5:13 PM: Rachel Korpus of New Zealand: There are three main challenges to the New Zealand Jewish community. There is remoteness. Ladies and gentlemen, the next step after New Zealand is Antarctica. The size of our community is a challenge. On a good day, we have 15,000 Jews, plus Israelis. And that's another story. And there is leadership. Stated simply, the young birds want to leave the nest.
5:00 PM: Malcolm Hoenlein from the U.S.: We have failed this generation, we failed them when we allowed Zionism to become a pejorative term. The Catholic Church had it right when it said give us your children until age six (to educate) then you can have them back. Young Jews are intimidated, Jews on campus are afraid to stand up, to register as Jews. Christian children are not intimidated. We were able to anticipate delegitimization because we looked at the British model. We have to fight 21st century challenges with 21st century tools.

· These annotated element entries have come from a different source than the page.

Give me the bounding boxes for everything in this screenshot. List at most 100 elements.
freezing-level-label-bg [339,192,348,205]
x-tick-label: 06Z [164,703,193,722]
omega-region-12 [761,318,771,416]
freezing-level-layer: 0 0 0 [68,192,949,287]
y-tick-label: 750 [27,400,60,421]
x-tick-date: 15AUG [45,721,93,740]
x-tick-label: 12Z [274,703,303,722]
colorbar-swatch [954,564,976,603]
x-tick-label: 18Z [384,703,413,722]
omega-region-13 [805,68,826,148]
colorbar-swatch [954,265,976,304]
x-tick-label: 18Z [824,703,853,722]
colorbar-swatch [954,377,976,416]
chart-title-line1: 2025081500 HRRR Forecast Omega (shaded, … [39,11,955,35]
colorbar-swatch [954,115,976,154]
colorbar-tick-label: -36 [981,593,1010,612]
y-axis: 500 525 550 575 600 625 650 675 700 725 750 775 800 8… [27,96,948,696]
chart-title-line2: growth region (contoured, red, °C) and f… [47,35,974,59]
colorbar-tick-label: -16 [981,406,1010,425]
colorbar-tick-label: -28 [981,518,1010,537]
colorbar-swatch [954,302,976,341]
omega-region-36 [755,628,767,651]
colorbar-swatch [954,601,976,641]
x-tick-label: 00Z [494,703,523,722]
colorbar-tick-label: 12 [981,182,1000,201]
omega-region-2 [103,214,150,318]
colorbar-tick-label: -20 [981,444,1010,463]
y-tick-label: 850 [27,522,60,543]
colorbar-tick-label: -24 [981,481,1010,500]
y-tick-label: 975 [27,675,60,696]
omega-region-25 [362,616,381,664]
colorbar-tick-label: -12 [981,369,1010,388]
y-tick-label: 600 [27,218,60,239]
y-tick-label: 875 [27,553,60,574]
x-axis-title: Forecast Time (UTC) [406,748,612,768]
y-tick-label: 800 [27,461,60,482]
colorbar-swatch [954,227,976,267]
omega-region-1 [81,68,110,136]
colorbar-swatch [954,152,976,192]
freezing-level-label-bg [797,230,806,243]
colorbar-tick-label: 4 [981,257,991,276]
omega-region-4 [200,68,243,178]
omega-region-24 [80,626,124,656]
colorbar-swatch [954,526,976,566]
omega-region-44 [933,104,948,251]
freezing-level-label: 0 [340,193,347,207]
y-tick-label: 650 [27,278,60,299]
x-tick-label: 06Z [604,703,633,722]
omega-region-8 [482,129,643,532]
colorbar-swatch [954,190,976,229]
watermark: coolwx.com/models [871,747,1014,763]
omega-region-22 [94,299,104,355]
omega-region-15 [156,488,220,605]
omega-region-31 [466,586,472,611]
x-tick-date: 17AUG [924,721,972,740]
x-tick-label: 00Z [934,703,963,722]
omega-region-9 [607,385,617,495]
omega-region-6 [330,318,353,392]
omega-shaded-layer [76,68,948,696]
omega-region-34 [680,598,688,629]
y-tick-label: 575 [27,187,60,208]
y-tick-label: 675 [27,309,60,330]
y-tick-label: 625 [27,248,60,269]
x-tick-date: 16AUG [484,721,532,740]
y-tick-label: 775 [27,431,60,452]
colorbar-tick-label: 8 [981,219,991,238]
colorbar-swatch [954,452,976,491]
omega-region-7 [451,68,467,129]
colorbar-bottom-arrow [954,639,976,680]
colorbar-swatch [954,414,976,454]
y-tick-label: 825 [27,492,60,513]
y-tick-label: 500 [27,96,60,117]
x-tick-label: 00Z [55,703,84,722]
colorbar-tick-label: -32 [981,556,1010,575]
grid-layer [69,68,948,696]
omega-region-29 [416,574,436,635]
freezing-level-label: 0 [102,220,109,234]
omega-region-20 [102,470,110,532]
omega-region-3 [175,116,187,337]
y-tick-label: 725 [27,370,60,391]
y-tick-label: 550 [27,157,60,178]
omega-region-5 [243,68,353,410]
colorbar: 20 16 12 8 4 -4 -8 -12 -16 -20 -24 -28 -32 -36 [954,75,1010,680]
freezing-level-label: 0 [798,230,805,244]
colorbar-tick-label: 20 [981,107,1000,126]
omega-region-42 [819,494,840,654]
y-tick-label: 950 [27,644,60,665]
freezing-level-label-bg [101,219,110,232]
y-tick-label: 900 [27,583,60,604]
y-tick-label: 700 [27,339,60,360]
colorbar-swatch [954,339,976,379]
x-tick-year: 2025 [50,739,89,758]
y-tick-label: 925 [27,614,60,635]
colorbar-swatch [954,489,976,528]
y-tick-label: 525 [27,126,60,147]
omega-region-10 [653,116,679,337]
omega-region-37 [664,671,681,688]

4:44 PM: The panel, moderated by Jerusalem Post Editor in Chief Steve Linde, includes Malcolm Hoenlein, CEO of the Conference of Presidents of Major American Jewish Organizations, Rabbi Rick Jacobs, president of the Union for Reform Judaism, Rachel Korpus, President of the Zionist Federation of New Zealand, Professor Judit Bokser Liwerant of Mexico, and Italian legislator and former senior Jewish community official Emanuele Fiano.
4:44 PM: Lay of the Land: The panel is to cover challenges of being Jewish in the Diaspora, how Jewish existence in the Diaspora can be ensured, and what role Israel can play in the process. The intention is to discuss threats to Jewish existence, among them terror and anti-Semitism, assimilation, the weakening of Jewish identity, financial difficulties in maintaining community and educational institutions, multiple identity, and social trends which encourage individualism and distancing from the community.